The Wall Street Journal Understands Financial Things

Logo of the Federal Housing Administration.

Image via Wikipedia

Today’s Wall Street Journal posted an editorial updating what is happening with Fannie Mae and Freddie Mac. It seems that we have not yet learned our lessons about these two organizations.

Florida Republican Bill Posey and New York Democrat Gary Ackerman are asking fellow members of the House of Representatives to sign a letter supporting an amendment to an appropriations bill recently passed in the Senate. The amendment will increase the mortgage limits that Fannie Mae, Freddie Mac, and the Federal Housing Administration can insure from $625,500 to $729,750.

The article concludes:

There’s talk now that the House and Senate will convene a conference later this week to negotiate the final details on the appropriations bill that includes the loan-limit hike, without the accountability of so much as a floor debate or a hearing. That would confirm that, for all its reform talk, the current House majority is little better than the one that disgraced Republican principles in 2005-2006.
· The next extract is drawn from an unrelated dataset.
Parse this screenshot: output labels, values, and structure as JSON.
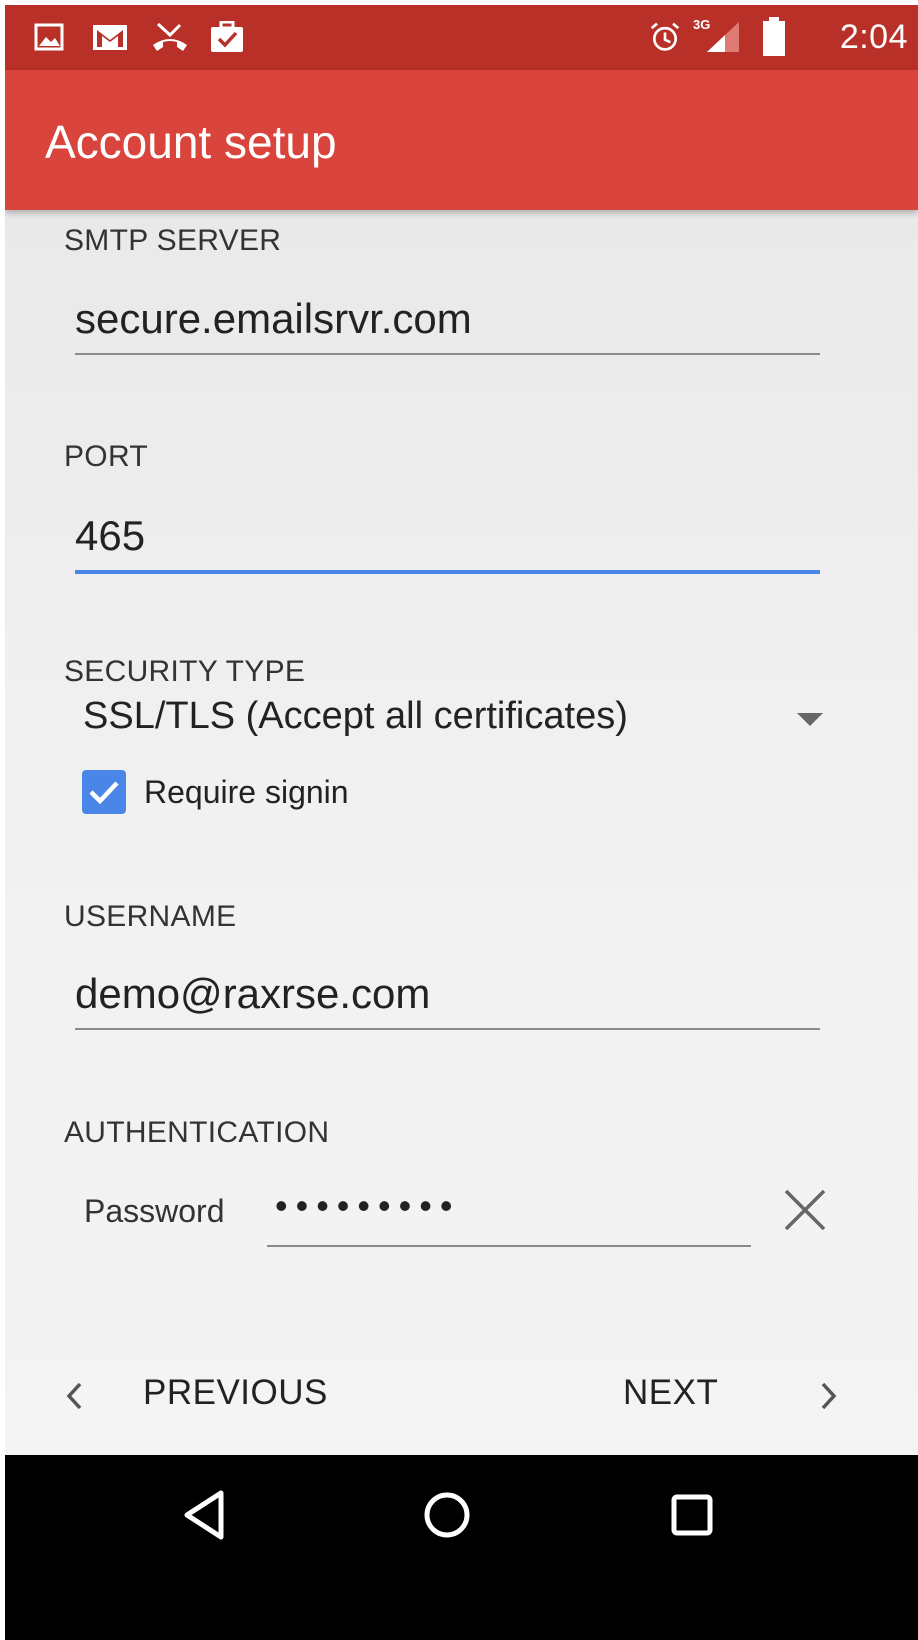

Ed Morrissey at Hot Air posted an article yesterday reporting on Mayor Bloomberg’s addressing the Occupy Wall Street people and explaining how federal policies caused the housing bubble. Mr. Morrissey reports on Mayor Bloomberg’s statements:

By this time, everyone should be aware of the federal policies that precipitated the housing bubble and its collapse — the push by Congress and two administrations to push higher-risk lending in order to expand home ownership, as well as the effort by Congress to get Fannie Mae and Freddie Mac to spread that risk through mortgage-backed securities.  While Wall Street made the situation worse by developing risky derivatives on those securities and failed to recognize the risk inherent in the securities themselves, the collapse wouldn’t have occurred at all had the federal government not intervened to distort lending for their own social-engineering goals.

It is becoming very obvious that establishment Republicans are not really very different from the Democrats that got us into this mess. There is only one solution–elect tea party candidates who will not be swayed by the Republican establishment. As long as the current Republican leadership is in control, there will be no change in Washington.